ALGERNON BLACKWOOD “The Camp of the Dog.” Reprinted in The Complete John Silence Stories, edited by S. T. Joshi (Dover, 1997). First published in John Silence, Physician Extraordinary (Nash, UK, 1908). Available online here.

   I’ve never been a big fan of occult detective fiction. It’s always seemed to be a contradiction in terms to me. But from the little in the field I’ve read, this one I think is one of the better ones.

   I know little about John Silence, except by reputation as the “Psychic Doctor,” and his name, which is an absolutely perfect one for someone in his profession. He doesn’t show up until somewhere around the halfway point in “The Camp of the Dog,” a novella nearly 60 pages long, but at the beginning he serves full notice to Hubbard, his personal secretary and often companion in his adventures into the world of the supernatural, that he will be available on a moment’s notice, if needed.
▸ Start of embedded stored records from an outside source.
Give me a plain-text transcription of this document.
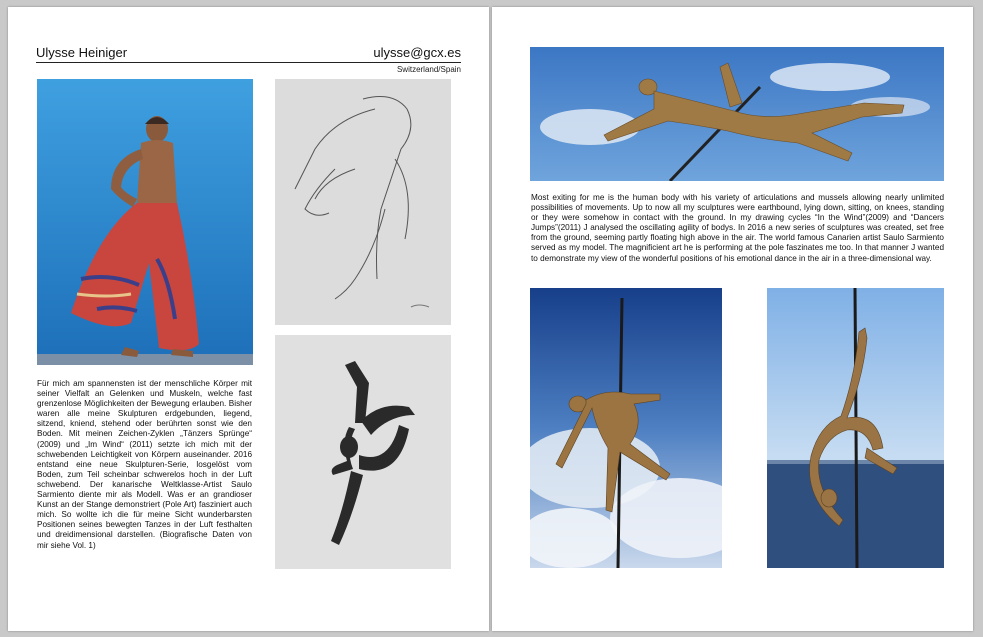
Ulysse Heiniger	ulysse@gcx.es
Switzerland/Spain

Für mich am spannensten ist der menschliche Körper mit seiner Vielfalt an Gelenken und Muskeln, welche fast grenzenlose Möglichkeiten der Bewegung erlauben. Bisher waren alle meine Skulpturen erdgebunden, liegend, sitzend, kniend, stehend oder berührten sonst wie den Boden. Mit meinen Zeichen-Zyklen „Tänzers Sprünge“ (2009) und „Im Wind“ (2011) setzte ich mich mit der schwebenden Leichtigkeit von Körpern auseinander. 2016 entstand eine neue Skulpturen-Serie, losgelöst vom Boden, zum Teil scheinbar schwerelos hoch in der Luft schwebend. Der kanarische Weltklasse-Artist Saulo Sarmiento diente mir als Modell. Was er an grandioser Kunst an der Stange demonstriert (Pole Art) fasziniert auch mich. So wollte ich die für meine Sicht wunderbarsten Positionen seines bewegten Tanzes in der Luft festhalten und dreidimensional darstellen. (Biografische Daten von mir siehe Vol. 1)

Most exiting for me is the human body with his variety of articulations and mussels allowing nearly unlimited possibilities of movements. Up to now all my sculptures were earthbound, lying down, sitting, on knees, standing or they were somehow in contact with the ground. In my drawing cycles “In the Wind”(2009) and “Dancers Jumps”(2011) J analysed the oscillating agility of bodys. In 2016 a new series of sculptures was created, set free from the ground, seeming partly floating high above in the air. The world famous Canarien artist Saulo Sarmiento served as my model. The magnificient art he is performing at the pole faszinates me too. In that manner J wanted to demonstrate my view of the wonderful positions of his emotional dance in the air in a three-dimensional way.
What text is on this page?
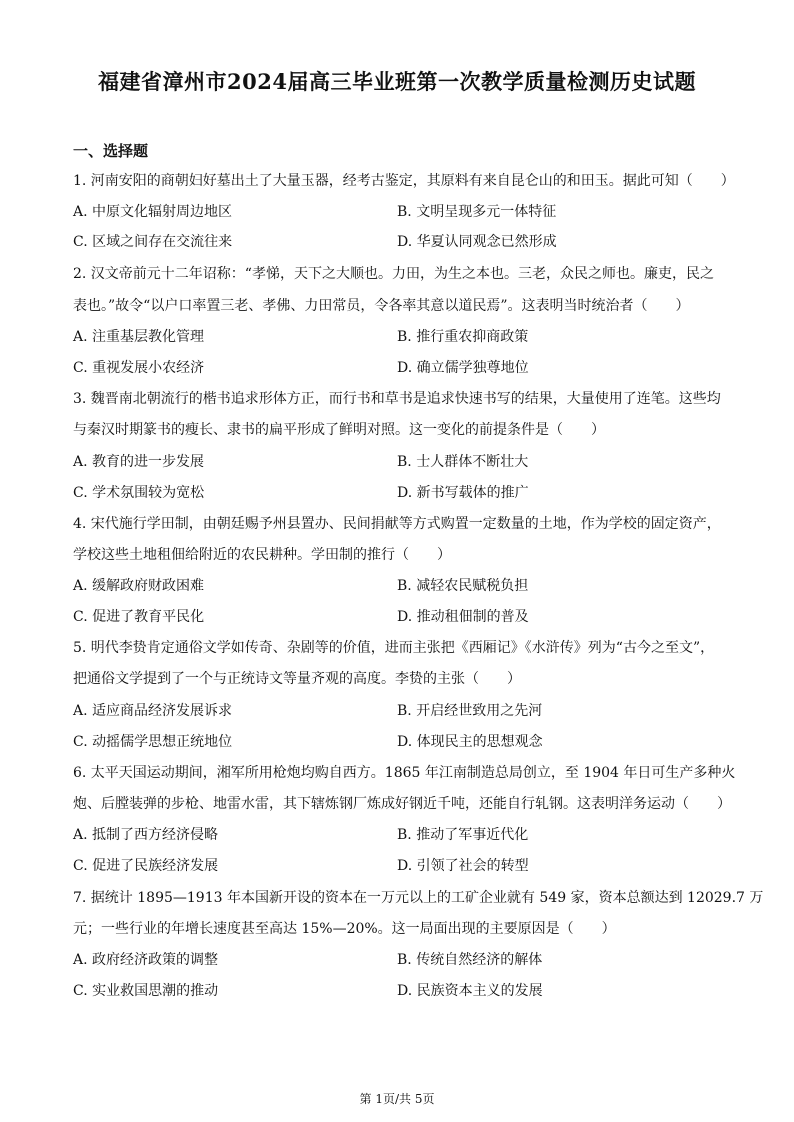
福建省漳州市2024届高三毕业班第一次教学质量检测历史试题
一、选择题
1. 河南安阳的商朝妇好墓出土了大量玉器，经考古鉴定，其原料有来自昆仑山的和田玉。据此可知（　　）
A. 中原文化辐射周边地区	B. 文明呈现多元一体特征
C. 区域之间存在交流往来	D. 华夏认同观念已然形成
2. 汉文帝前元十二年诏称：“孝悌，天下之大顺也。力田，为生之本也。三老，众民之师也。廉吏，民之
表也。”故令“以户口率置三老、孝佛、力田常员，令各率其意以道民焉”。这表明当时统治者（　　）
A. 注重基层教化管理	B. 推行重农抑商政策
C. 重视发展小农经济	D. 确立儒学独尊地位
3. 魏晋南北朝流行的楷书追求形体方正，而行书和草书是追求快速书写的结果，大量使用了连笔。这些均
与秦汉时期篆书的瘦长、隶书的扁平形成了鲜明对照。这一变化的前提条件是（　　）
A. 教育的进一步发展	B. 士人群体不断壮大
C. 学术氛围较为宽松	D. 新书写载体的推广
4. 宋代施行学田制，由朝廷赐予州县置办、民间捐献等方式购置一定数量的土地，作为学校的固定资产，
学校这些土地租佃给附近的农民耕种。学田制的推行（　　）
A. 缓解政府财政困难	B. 减轻农民赋税负担
C. 促进了教育平民化	D. 推动租佃制的普及
5. 明代李贽肯定通俗文学如传奇、杂剧等的价值，进而主张把《西厢记》《水浒传》列为“古今之至文”，
把通俗文学提到了一个与正统诗文等量齐观的高度。李贽的主张（　　）
A. 适应商品经济发展诉求	B. 开启经世致用之先河
C. 动摇儒学思想正统地位	D. 体现民主的思想观念
6. 太平天国运动期间，湘军所用枪炮均购自西方。1865 年江南制造总局创立，至 1904 年日可生产多种火
炮、后膛装弹的步枪、地雷水雷，其下辖炼钢厂炼成好钢近千吨，还能自行轧钢。这表明洋务运动（　　）
A. 抵制了西方经济侵略	B. 推动了军事近代化
C. 促进了民族经济发展	D. 引领了社会的转型
7. 据统计 1895—1913 年本国新开设的资本在一万元以上的工矿企业就有 549 家，资本总额达到 12029.7 万
元；一些行业的年增长速度甚至高达 15%—20%。这一局面出现的主要原因是（　　）
A. 政府经济政策的调整	B. 传统自然经济的解体
C. 实业救国思潮的推动	D. 民族资本主义的发展
第 1页/共 5页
   Hubbard’s destination: a deserted island in the Baltic, together with a married couple, their daughter, and Peter Sangree, a young man who is the other man’s pupil and who is infatuated with the daughter, but only at a distance. At first all is well, but by a clever means and ability with words I do not yet understand, Blackwood gradually makes the reader know that something is amiss in this otherwise idyllic paradise.

   Something sinister is growing and about to happen. There is no animal life on the islands, but then howling in the night is heard, then footprints around their tents at night, then abortive attacks again at night from something that seems to be a large ferocious dog. When Silence is at last called upon, he is able to be there the next day.

   And of course Silence knows what is going on immediately. There is no detective work involved on the part of anyone, but the first half of the story — a long, slow evocative buildup to the eventual revelation to the horror that awaits — is both creepy and chilling. The vacationers are not trapped on the island, but the isolation it does provide adds immensely to the sense of dread that Blackwood is able to produce.

   I think readers today would be impatient with the pace, and would want the events on the island to happen more quickly and be a lot more gruesome. I don’t think the second half of the story is as effective as the first, as Silence immediately puts into action a plan to stop the menace without causing either physical or psychic harm to anyone on the island.